California Sues Uber, Lyft For Worker Misclassification


The state of California, via Attorney General Xavier Becerra, along with Los Angeles, San Francisco and San Diego City Attorneys sued Uber and Lyft over driver misclassification. The state claims that classifying drivers as independent contractors violated the law, including the recently-enacted AB-5 and California’s Unfair Competition Law. Becerra and the City Attorneys claim that the companies’ misclassification “deprives workers of critical workplace protections such as the right to minimum wage and overtime access to paid sick leaves, disability insurance, and unemployment insurance.”

“Uber and Lyft claim their drivers aren’t engaged in the companies’ core mission and cannot qualify for benefits,” Becerra said. “Sometimes it takes a pandemic to shake us into realizing what that really means and who suffers the consequences. Uber and Lyft drivers who contract the coronavirus or lose their job quickly realize what they’re missing. But it’s not just these workers who lose. American taxpayers end up having to help carry the load that Uber and Lyft don’t want to accept. These companies will take the workers’ labor, but they won’t accept the worker protections. California has ground rules with rights and protections for workers and their employers. We intend to make sure that Uber and Lyft play by the rules.” 

The lawsuit alleges that the companies treat their workers as independent contractors when they should qualify as employees. As a result, these companies are “evading legal obligations such as minimum wage, overtime, payroll taxes, and workers’ compensation insurance.” The companies claimed that classifying drivers as independent contractors affords the drivers flexibility. The state disagreed, believing the companies “rob workers of critical protections in order to benefit their own bottom lines and create billions of dollars in private wealth for their venture capital investors.” The harm, the state alleged, has only become more apparent during the COVID-19 pandemic; there is less demand for drivers and drivers do not have the security of these employment protections. Uber was aware of this and asked for the government’s help during this crisis. Uber and Lyft did expand sick leave as a result of the pandemic.

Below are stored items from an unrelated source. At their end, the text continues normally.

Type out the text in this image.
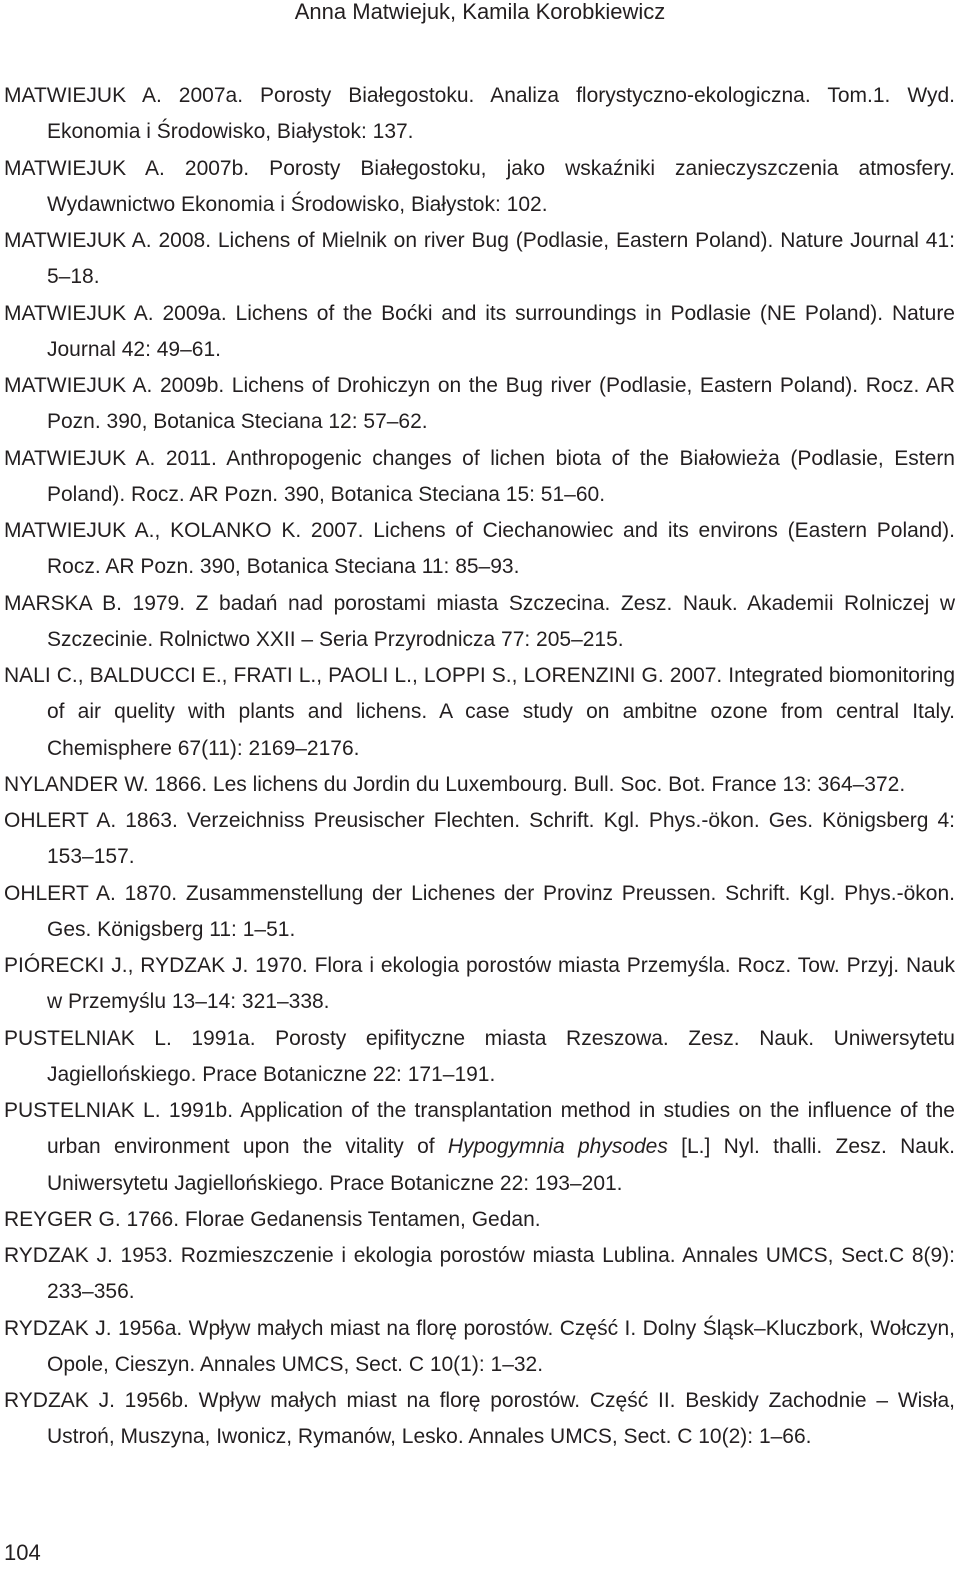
Anna Matwiejuk, Kamila Korobkiewicz
MATWIEJUK A. 2007a. Porosty Białegostoku. Analiza florystyczno-ekologiczna. Tom.1. Wyd. Ekonomia i Środowisko, Białystok: 137.
MATWIEJUK A. 2007b. Porosty Białegostoku, jako wskaźniki zanieczyszczenia atmosfery. Wydawnictwo Ekonomia i Środowisko, Białystok: 102.
MATWIEJUK A. 2008. Lichens of Mielnik on river Bug (Podlasie, Eastern Poland). Nature Journal 41: 5–18.
MATWIEJUK A. 2009a. Lichens of the Boćki and its surroundings in Podlasie (NE Poland). Nature Journal 42: 49–61.
MATWIEJUK A. 2009b. Lichens of Drohiczyn on the Bug river (Podlasie, Eastern Poland). Rocz. AR Pozn. 390, Botanica Steciana 12: 57–62.
MATWIEJUK A. 2011. Anthropogenic changes of lichen biota of the Białowieża (Podlasie, Estern Poland). Rocz. AR Pozn. 390, Botanica Steciana 15: 51–60.
MATWIEJUK A., KOLANKO K. 2007. Lichens of Ciechanowiec and its environs (Eastern Poland). Rocz. AR Pozn. 390, Botanica Steciana 11: 85–93.
MARSKA B. 1979. Z badań nad porostami miasta Szczecina. Zesz. Nauk. Akademii Rolniczej w Szczecinie. Rolnictwo XXII – Seria Przyrodnicza 77: 205–215.
NALI C., BALDUCCI E., FRATI L., PAOLI L., LOPPI S., LORENZINI G. 2007. Integrated biomonitoring of air quelity with plants and lichens. A case study on ambitne ozone from central Italy. Chemisphere 67(11): 2169–2176.
NYLANDER W. 1866. Les lichens du Jordin du Luxembourg. Bull. Soc. Bot. France 13: 364–372.
OHLERT A. 1863. Verzeichniss Preusischer Flechten. Schrift. Kgl. Phys.-ökon. Ges. Königsberg 4: 153–157.
OHLERT A. 1870. Zusammenstellung der Lichenes der Provinz Preussen. Schrift. Kgl. Phys.-ökon. Ges. Königsberg 11: 1–51.
PIÓRECKI J., RYDZAK J. 1970. Flora i ekologia porostów miasta Przemyśla. Rocz. Tow. Przyj. Nauk w Przemyślu 13–14: 321–338.
PUSTELNIAK L. 1991a. Porosty epifityczne miasta Rzeszowa. Zesz. Nauk. Uniwersytetu Jagiellońskiego. Prace Botaniczne 22: 171–191.
PUSTELNIAK L. 1991b. Application of the transplantation method in studies on the influence of the urban environment upon the vitality of Hypogymnia physodes [L.] Nyl. thalli. Zesz. Nauk. Uniwersytetu Jagiellońskiego. Prace Botaniczne 22: 193–201.
REYGER G. 1766. Florae Gedanensis Tentamen, Gedan.
RYDZAK J. 1953. Rozmieszczenie i ekologia porostów miasta Lublina. Annales UMCS, Sect.C 8(9): 233–356.
RYDZAK J. 1956a. Wpływ małych miast na florę porostów. Część I. Dolny Śląsk–Kluczbork, Wołczyn, Opole, Cieszyn. Annales UMCS, Sect. C 10(1): 1–32.
RYDZAK J. 1956b. Wpływ małych miast na florę porostów. Część II. Beskidy Zachodnie – Wisła, Ustroń, Muszyna, Iwonicz, Rymanów, Lesko. Annales UMCS, Sect. C 10(2): 1–66.
104
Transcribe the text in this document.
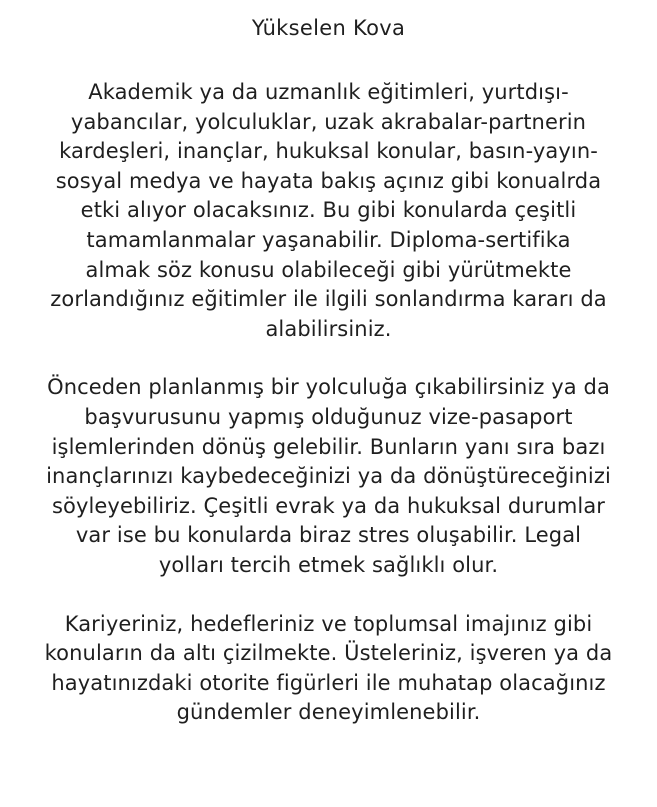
Yükselen Kova
Akademik ya da uzmanlık eğitimleri, yurtdışı-
yabancılar, yolculuklar, uzak akrabalar-partnerin
kardeşleri, inançlar, hukuksal konular, basın-yayın-
sosyal medya ve hayata bakış açınız gibi konualrda
etki alıyor olacaksınız. Bu gibi konularda çeşitli
tamamlanmalar yaşanabilir. Diploma-sertifika
almak söz konusu olabileceği gibi yürütmekte
zorlandığınız eğitimler ile ilgili sonlandırma kararı da
alabilirsiniz.
Önceden planlanmış bir yolculuğa çıkabilirsiniz ya da
başvurusunu yapmış olduğunuz vize-pasaport
işlemlerinden dönüş gelebilir. Bunların yanı sıra bazı
inançlarınızı kaybedeceğinizi ya da dönüştüreceğinizi
söyleyebiliriz. Çeşitli evrak ya da hukuksal durumlar
var ise bu konularda biraz stres oluşabilir. Legal
yolları tercih etmek sağlıklı olur.
Kariyeriniz, hedefleriniz ve toplumsal imajınız gibi
konuların da altı çizilmekte. Üsteleriniz, işveren ya da
hayatınızdaki otorite figürleri ile muhatap olacağınız
gündemler deneyimlenebilir.
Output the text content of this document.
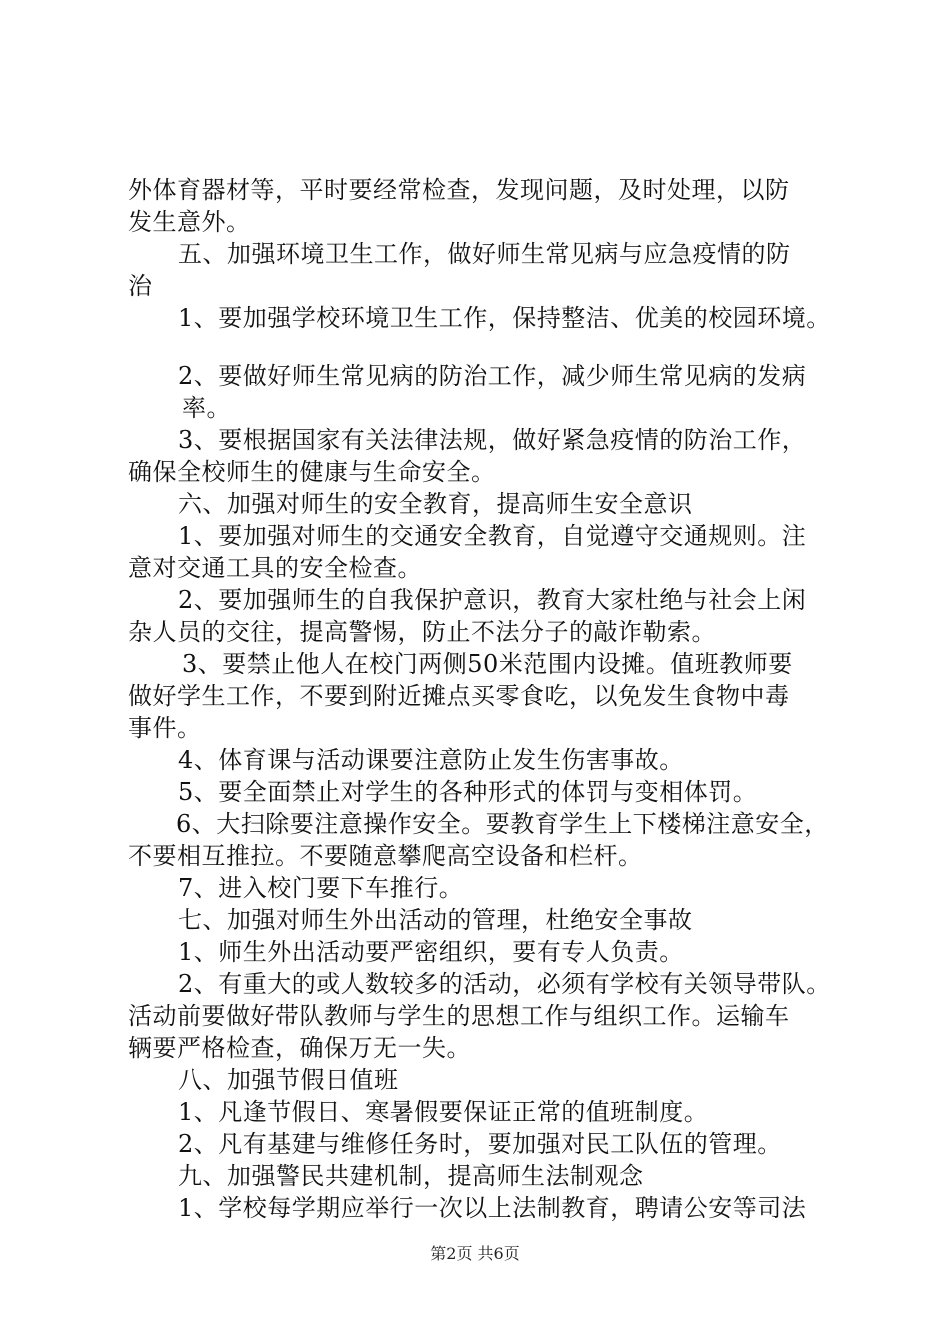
外体育器材等，平时要经常检查，发现问题，及时处理，以防
发生意外。
五、加强环境卫生工作，做好师生常见病与应急疫情的防
治
1、要加强学校环境卫生工作，保持整洁、优美的校园环境。
2、要做好师生常见病的防治工作，减少师生常见病的发病
率。
3、要根据国家有关法律法规，做好紧急疫情的防治工作，
确保全校师生的健康与生命安全。
六、加强对师生的安全教育，提高师生安全意识
1、要加强对师生的交通安全教育，自觉遵守交通规则。注
意对交通工具的安全检查。
2、要加强师生的自我保护意识，教育大家杜绝与社会上闲
杂人员的交往，提高警惕，防止不法分子的敲诈勒索。
3、要禁止他人在校门两侧50米范围内设摊。值班教师要
做好学生工作，不要到附近摊点买零食吃，以免发生食物中毒
事件。
4、体育课与活动课要注意防止发生伤害事故。
5、要全面禁止对学生的各种形式的体罚与变相体罚。
6、大扫除要注意操作安全。要教育学生上下楼梯注意安全，
不要相互推拉。不要随意攀爬高空设备和栏杆。
7、进入校门要下车推行。
七、加强对师生外出活动的管理，杜绝安全事故
1、师生外出活动要严密组织，要有专人负责。
2、有重大的或人数较多的活动，必须有学校有关领导带队。
活动前要做好带队教师与学生的思想工作与组织工作。运输车
辆要严格检查，确保万无一失。
八、加强节假日值班
1、凡逢节假日、寒暑假要保证正常的值班制度。
2、凡有基建与维修任务时，要加强对民工队伍的管理。
九、加强警民共建机制，提高师生法制观念
1、学校每学期应举行一次以上法制教育，聘请公安等司法
第2页 共6页
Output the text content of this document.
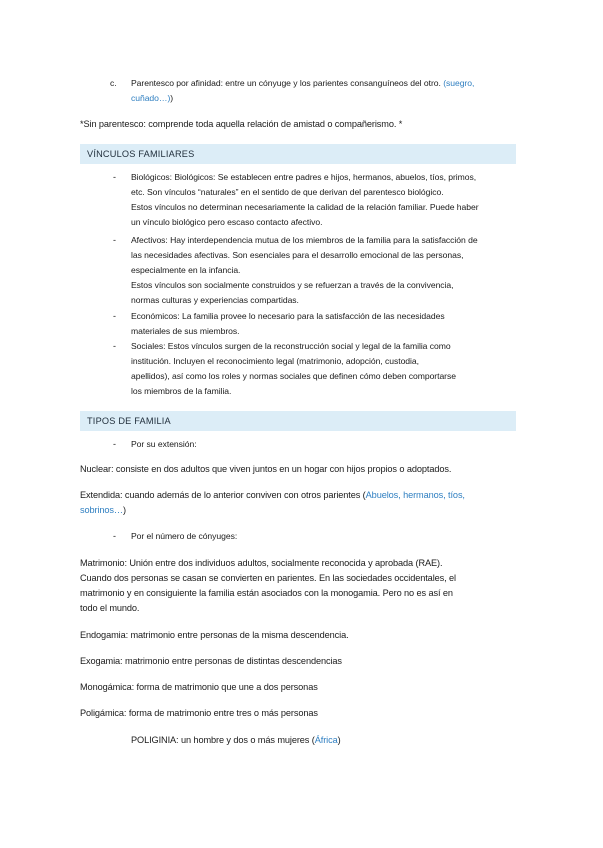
c. Parentesco por afinidad: entre un cónyuge y los parientes consanguíneos del otro. (suegro,
cuñado…))
*Sin parentesco: comprende toda aquella relación de amistad o compañerismo. *
VÍNCULOS FAMILIARES
- Biológicos: Biológicos: Se establecen entre padres e hijos, hermanos, abuelos, tíos, primos,
etc. Son vínculos “naturales” en el sentido de que derivan del parentesco biológico.
Estos vínculos no determinan necesariamente la calidad de la relación familiar. Puede haber
un vínculo biológico pero escaso contacto afectivo.
- Afectivos: Hay interdependencia mutua de los miembros de la familia para la satisfacción de
las necesidades afectivas. Son esenciales para el desarrollo emocional de las personas,
especialmente en la infancia.
Estos vínculos son socialmente construidos y se refuerzan a través de la convivencia,
normas culturas y experiencias compartidas.
- Económicos: La familia provee lo necesario para la satisfacción de las necesidades
materiales de sus miembros.
- Sociales: Estos vínculos surgen de la reconstrucción social y legal de la familia como
institución. Incluyen el reconocimiento legal (matrimonio, adopción, custodia,
apellidos), así como los roles y normas sociales que definen cómo deben comportarse
los miembros de la familia.
TIPOS DE FAMILIA
- Por su extensión:
Nuclear: consiste en dos adultos que viven juntos en un hogar con hijos propios o adoptados.
Extendida: cuando además de lo anterior conviven con otros parientes (Abuelos, hermanos, tíos,
sobrinos…)
- Por el número de cónyuges:
Matrimonio: Unión entre dos individuos adultos, socialmente reconocida y aprobada (RAE).
Cuando dos personas se casan se convierten en parientes. En las sociedades occidentales, el
matrimonio y en consiguiente la familia están asociados con la monogamia. Pero no es así en
todo el mundo.
Endogamia: matrimonio entre personas de la misma descendencia.
Exogamia: matrimonio entre personas de distintas descendencias
Monogámica: forma de matrimonio que une a dos personas
Poligámica: forma de matrimonio entre tres o más personas
POLIGINIA: un hombre y dos o más mujeres (África)
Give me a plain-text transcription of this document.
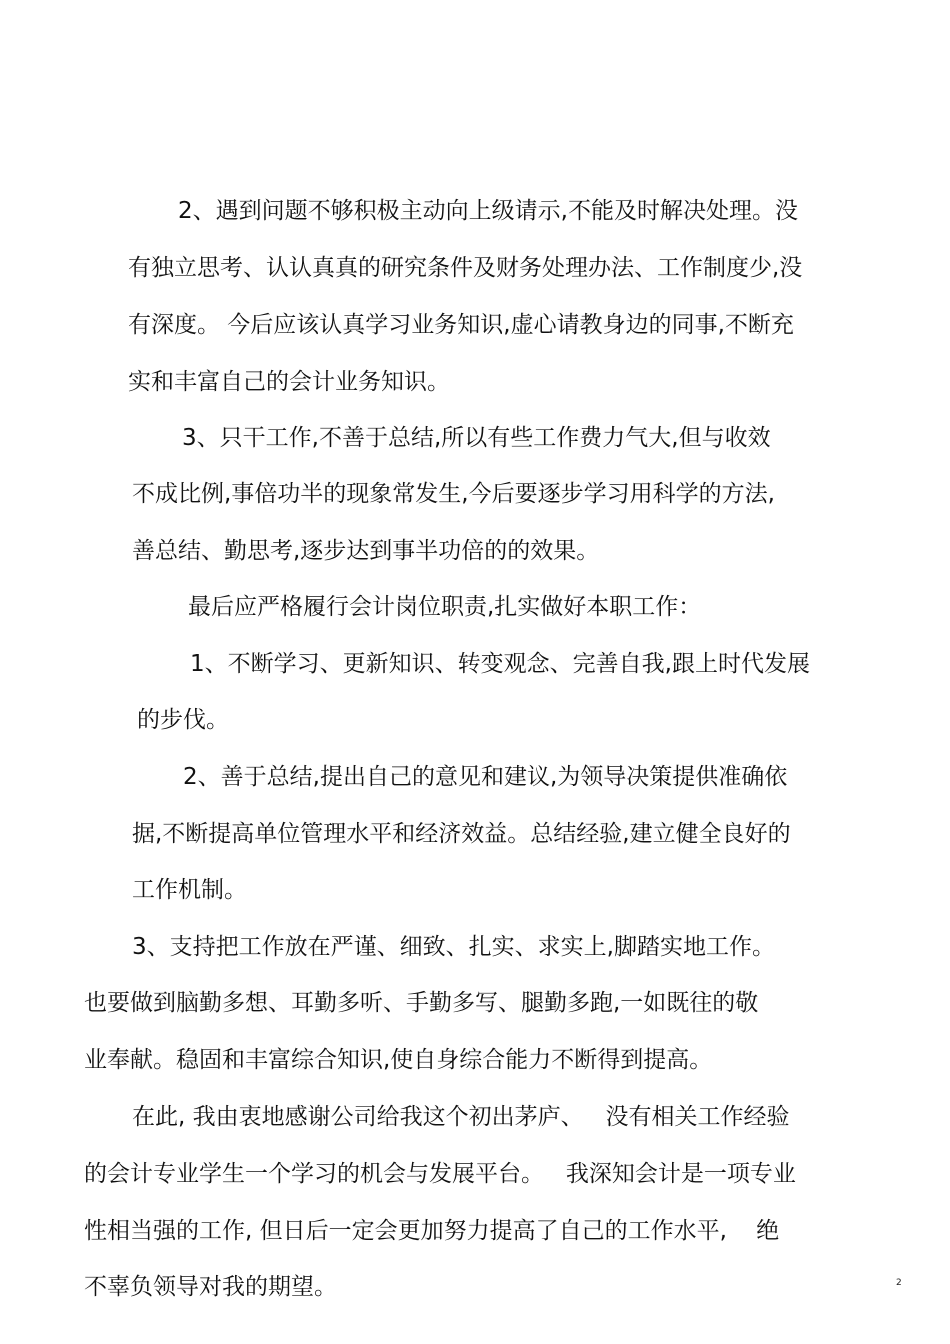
2、遇到问题不够积极主动向上级请示,不能及时解决处理。没
有独立思考、认认真真的研究条件及财务处理办法、工作制度少,没
有深度。 今后应该认真学习业务知识,虚心请教身边的同事,不断充
实和丰富自己的会计业务知识。
3、只干工作,不善于总结,所以有些工作费力气大,但与收效
不成比例,事倍功半的现象常发生,今后要逐步学习用科学的方法,
善总结、勤思考,逐步达到事半功倍的的效果。
最后应严格履行会计岗位职责,扎实做好本职工作：
1、不断学习、更新知识、转变观念、完善自我,跟上时代发展
的步伐。
2、善于总结,提出自己的意见和建议,为领导决策提供准确依
据,不断提高单位管理水平和经济效益。总结经验,建立健全良好的
工作机制。
3、支持把工作放在严谨、细致、扎实、求实上,脚踏实地工作。
也要做到脑勤多想、耳勤多听、手勤多写、腿勤多跑,一如既往的敬
业奉献。稳固和丰富综合知识,使自身综合能力不断得到提高。
在此, 我由衷地感谢公司给我这个初出茅庐、   没有相关工作经验
的会计专业学生一个学习的机会与发展平台。   我深知会计是一项专业
性相当强的工作, 但日后一定会更加努力提高了自己的工作水平,    绝
不辜负领导对我的期望。	2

“These companies are headquartered in San Francisco. We are going to police our own to ensure the law is followed, workers are protected, and the marketplace is fair,” San Francisco City Attorney Dennis Herrera said. “We have been building this case for months in partnership with the California Attorney General and our counterparts in Los Angeles and San Diego. Uber and Lyft are breaking the law. We are going to put a stop to it. Uber and Lyft claim that properly classifying drivers as employees is incompatible with flexibility. That is a lie. There is no legal reason why Uber and Lyft can’t have a vast pool of employees who decide for themselves when and where they work – exactly as drivers do now. These companies simply don’t want to do it. Uber and Lyft are selling a lie. They are lying to the public and lying to their drivers.”

“The state Supreme Court, the Legislature, and the Governor have all acted to require these billion-dollar companies to abide by the same basic laws that other employers — big and small — follow in California,” Assemblywoman Lorena Gonzalez, author of Assembly Bill 5, said. “No corporation, no matter how powerful or rich they are, should be able to exempt themselves from providing basic workplace protections like minimum wage, social security and unemployment insurance. It makes sense that our state’s highest law enforcement officials are now stepping in.”

This is not the first time the companies have faced suit over driver misclassification. Prior actions include a suit in November against Lyft. California sought to dismiss a suit trying to block AB-5 earlier this year.

Becerra has sought to permanently enjoin defendants from engaging in actions that violate these laws and to prevent them from further misclassification, and damages, including a civil penalty of $2,500 per violation of the UCL and an additional $2,500 for violations against senior citizens and people with disabilities. The total fine could reach millions of dollars.

The lawsuit was filed in the Superior Court of San Francisco.